China said to be buying U.S. mortgages
The China Investment Corp. is set to invest up to $2 billion in mortgage-backed securities because it considers the housing market set for a recovery.
HONG KONG (Reuters) -- China's $200 billion sovereign wealth fund, which suffered big paper losses on stakes in Morgan Stanley (MS, Fortune 500) and Blackstone (BX), is set to invest up to $2 billion in U.S. mortgages as it eyes a property market recovery, two people with direct knowledge of the matter said Monday.
China Investment Corp. (CIC) plans to invest soon in U.S. taxpayer subsidized investment funds of toxic mortgage-backed securities, which it sees as a safer bet than buying into the Federal Reserve's Term Asset-Backed Securities Loan Facility (TALF).
Under the Public-Private Investment Plan (PPIP) launched earlier this year, the U.S. government plans to seed a number of public-private investment funds that would combine taxpayer money with private capital to buy as much as $40 billion in toxic securities from banks.
Compared with TALF, the new and smaller PPIP program focuses on safer toxic securities, which must have triple-A ratings from at least two agencies, and are debts guaranteed by the Federal Deposit Insurance Corporation (FDIC), sources explained.
"In this case, CIC feels safer to invest and the safer it feels, the more confident it will naturally feel about its investments, as well as in the prospects for the U.S. economy," said one of the sources.
The move comes after the United States and China ended their first annual Strategic and Economic Dialogue late last month, agreeing to lead the global economy out of recession, with China seeking safer investments in the world's leading economy.
"The Chinese government is always trying to seek a more ideal way to invest in U.S. assets rather than purely buying U.S. government bonds all the time," said the source.
"Some might think $2 billion for a $200 billion sovereign fund is not big money, but it can be regarded as an innovative and positive option for Chinese investment."
CIC is in talks with nine designated PPIP managers, which include Alliance Bernstein LP, with sub-advisers Greenfield Partners LLC and Rialto Capital Management LLC; Angelo Gordon and Co. LP, with GE Capital Real Estate; BlackRock Inc.; Invesco Ltd.; Marathon Asset Management LP; Oaktree Capital Management LP; RLJ Western Asset Management LP; Trust Company of the West; and Wellington Management Co. LLP, said the sources.
Choices to be made: CIC is expected to decide this month which of the nine designated PPIP managers it will mandate for its investments in financial products such as mortgage-backed securities (MBS) under the PPIP scheme, said the sources.
The fund is likely to select several, though not all, of the firms, said the sources, who have direct knowledge of the matter but asked not to be identified as the talks are confidential. CIC cannot invest directly in the PPIP.
CIC declined to comment.
Early this year, some U.S. asset managers approached CIC to invest in their funds focused on the TALF, the sources said, but the Chinese declined given the uncertain outlook at the time for U.S. economic recovery.
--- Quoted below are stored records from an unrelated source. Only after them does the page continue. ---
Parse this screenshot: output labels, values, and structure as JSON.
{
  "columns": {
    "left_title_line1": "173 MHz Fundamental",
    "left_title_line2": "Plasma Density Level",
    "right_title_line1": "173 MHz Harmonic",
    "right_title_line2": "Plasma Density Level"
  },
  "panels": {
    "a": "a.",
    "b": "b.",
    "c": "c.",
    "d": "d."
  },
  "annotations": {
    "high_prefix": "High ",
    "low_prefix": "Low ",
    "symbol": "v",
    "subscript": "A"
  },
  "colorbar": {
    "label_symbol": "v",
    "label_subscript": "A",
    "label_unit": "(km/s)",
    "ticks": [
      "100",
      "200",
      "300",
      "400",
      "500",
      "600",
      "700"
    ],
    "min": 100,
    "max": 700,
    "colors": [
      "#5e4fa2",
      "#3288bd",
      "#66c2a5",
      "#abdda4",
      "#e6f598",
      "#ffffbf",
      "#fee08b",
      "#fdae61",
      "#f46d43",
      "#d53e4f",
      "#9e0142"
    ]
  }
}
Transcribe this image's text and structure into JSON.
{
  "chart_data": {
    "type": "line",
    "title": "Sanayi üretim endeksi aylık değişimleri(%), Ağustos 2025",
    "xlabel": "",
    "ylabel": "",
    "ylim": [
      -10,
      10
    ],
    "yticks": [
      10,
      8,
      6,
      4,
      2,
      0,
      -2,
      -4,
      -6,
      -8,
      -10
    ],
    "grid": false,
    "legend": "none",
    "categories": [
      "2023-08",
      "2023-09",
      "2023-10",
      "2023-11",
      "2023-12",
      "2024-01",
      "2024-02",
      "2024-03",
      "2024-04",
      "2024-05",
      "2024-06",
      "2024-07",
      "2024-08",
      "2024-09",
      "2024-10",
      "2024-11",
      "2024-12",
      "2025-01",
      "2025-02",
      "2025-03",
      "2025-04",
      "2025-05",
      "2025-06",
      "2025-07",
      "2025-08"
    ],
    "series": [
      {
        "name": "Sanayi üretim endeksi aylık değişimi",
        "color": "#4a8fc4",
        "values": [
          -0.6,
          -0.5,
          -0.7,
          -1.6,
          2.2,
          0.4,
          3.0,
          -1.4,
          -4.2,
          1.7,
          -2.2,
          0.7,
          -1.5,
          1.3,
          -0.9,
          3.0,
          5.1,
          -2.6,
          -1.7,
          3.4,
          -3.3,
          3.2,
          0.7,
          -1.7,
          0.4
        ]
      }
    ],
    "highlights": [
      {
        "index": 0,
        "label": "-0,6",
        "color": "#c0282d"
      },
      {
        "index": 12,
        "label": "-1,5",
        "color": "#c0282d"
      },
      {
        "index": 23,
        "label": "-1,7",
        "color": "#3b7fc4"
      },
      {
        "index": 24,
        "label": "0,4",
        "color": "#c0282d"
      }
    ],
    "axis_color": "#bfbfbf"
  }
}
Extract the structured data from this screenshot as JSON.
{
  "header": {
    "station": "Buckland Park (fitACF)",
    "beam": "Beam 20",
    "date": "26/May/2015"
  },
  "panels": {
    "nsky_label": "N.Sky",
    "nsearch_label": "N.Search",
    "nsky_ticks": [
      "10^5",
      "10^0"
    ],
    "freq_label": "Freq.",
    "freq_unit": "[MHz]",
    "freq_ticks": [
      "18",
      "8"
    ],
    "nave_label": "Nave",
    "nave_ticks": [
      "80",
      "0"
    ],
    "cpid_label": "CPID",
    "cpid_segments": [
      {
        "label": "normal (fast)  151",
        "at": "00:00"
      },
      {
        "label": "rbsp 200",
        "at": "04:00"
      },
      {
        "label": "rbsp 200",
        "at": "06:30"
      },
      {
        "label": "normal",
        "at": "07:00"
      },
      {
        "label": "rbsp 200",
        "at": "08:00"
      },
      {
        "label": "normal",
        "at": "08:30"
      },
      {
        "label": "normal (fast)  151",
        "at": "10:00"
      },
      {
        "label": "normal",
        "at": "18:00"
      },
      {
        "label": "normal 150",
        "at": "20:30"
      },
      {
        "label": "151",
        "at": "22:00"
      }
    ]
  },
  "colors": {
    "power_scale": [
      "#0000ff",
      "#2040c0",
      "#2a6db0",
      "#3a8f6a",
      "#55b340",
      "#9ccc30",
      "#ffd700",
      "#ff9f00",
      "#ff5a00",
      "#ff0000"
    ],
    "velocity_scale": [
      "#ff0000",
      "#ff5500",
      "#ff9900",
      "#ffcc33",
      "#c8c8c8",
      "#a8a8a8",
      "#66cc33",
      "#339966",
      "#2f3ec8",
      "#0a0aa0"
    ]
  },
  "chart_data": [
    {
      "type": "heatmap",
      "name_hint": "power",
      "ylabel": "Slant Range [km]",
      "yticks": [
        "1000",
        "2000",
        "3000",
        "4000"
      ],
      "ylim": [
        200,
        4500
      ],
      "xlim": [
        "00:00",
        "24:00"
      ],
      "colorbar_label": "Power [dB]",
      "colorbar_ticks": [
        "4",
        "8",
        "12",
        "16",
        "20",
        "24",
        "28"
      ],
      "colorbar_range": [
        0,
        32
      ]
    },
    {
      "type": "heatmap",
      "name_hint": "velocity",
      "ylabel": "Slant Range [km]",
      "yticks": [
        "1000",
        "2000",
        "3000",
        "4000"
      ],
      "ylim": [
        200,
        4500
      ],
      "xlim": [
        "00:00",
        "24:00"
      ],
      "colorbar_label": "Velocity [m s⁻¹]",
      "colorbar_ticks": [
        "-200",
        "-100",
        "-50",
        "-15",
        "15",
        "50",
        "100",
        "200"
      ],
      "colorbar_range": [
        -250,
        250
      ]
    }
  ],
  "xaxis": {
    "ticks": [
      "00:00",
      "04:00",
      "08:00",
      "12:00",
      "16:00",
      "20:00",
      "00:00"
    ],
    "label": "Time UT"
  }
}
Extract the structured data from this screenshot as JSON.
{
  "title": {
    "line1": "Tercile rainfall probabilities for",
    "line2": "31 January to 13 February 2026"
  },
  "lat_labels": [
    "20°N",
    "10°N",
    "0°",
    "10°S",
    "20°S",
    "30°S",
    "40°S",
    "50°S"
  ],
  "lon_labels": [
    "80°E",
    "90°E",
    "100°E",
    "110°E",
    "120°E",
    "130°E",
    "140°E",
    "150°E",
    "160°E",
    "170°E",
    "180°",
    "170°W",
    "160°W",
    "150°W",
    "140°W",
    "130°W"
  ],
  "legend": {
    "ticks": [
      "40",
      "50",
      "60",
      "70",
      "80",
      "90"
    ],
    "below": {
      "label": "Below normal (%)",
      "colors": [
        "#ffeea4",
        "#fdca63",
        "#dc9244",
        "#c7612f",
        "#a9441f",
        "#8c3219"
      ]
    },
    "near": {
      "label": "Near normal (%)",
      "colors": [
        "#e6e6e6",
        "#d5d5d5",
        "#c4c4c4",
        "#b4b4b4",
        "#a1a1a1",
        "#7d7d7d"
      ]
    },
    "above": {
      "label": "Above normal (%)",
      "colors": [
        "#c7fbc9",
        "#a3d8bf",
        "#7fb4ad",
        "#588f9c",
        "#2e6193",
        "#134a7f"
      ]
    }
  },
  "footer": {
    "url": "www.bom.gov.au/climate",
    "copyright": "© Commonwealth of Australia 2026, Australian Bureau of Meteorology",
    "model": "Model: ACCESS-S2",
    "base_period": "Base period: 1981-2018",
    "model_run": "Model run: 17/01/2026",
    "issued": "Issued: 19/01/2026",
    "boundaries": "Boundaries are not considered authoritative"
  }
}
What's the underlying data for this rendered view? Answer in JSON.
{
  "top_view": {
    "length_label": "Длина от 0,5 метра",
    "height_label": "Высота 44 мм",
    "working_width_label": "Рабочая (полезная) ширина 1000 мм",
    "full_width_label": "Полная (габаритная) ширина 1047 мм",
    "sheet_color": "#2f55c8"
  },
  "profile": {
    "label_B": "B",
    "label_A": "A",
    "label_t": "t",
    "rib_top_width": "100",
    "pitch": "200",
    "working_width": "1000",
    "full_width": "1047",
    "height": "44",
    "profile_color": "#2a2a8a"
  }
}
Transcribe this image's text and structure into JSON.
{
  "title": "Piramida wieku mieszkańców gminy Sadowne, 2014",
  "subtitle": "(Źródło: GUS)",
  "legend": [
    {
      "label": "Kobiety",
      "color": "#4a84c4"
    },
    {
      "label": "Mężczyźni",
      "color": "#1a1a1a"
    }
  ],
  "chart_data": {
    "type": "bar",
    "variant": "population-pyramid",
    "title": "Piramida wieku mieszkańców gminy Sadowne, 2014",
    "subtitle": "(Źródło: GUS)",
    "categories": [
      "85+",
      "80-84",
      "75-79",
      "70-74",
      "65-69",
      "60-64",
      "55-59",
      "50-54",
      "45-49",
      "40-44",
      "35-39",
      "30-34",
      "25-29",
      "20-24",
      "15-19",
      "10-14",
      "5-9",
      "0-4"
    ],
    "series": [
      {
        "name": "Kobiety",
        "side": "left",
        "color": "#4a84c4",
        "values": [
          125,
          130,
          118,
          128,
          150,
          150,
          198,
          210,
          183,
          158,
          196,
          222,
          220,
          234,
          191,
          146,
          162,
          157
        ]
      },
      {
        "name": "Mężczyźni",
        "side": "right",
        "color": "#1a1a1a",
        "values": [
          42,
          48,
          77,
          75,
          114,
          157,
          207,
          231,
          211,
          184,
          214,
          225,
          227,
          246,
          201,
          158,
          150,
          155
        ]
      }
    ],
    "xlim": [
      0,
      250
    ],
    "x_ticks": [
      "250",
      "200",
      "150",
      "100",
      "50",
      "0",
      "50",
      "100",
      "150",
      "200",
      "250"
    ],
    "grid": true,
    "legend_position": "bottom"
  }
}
They noted, however, that these TALF-focused funds performed well in the second quarter as global markets perked up following the long financial crisis triggered by the U.S. property market.
CIC, established by China's Communist government in late 2007, is keen to participate in the PPIP as it expects the U.S. property market to recover gradually late this year, said the sources.
The U.S. Treasury has been informed that the nine designated PPIP managers are in talks to receive CIC money, and supports bringing foreign investors like CIC into the PPIP program, said the sources.
In June, Reuters reported Asia-Pacific sovereign wealth funds, including CIC and Singapore's Temasek, which have been rocked by soured bets on western financial companies, are diversifying into the riskier arena of distressed asset investments.
CIC's $200 billion fund is part of China's roughly $2 trillion of foreign exchange reserves, and the majority of its reserves are in U.S. government bonds.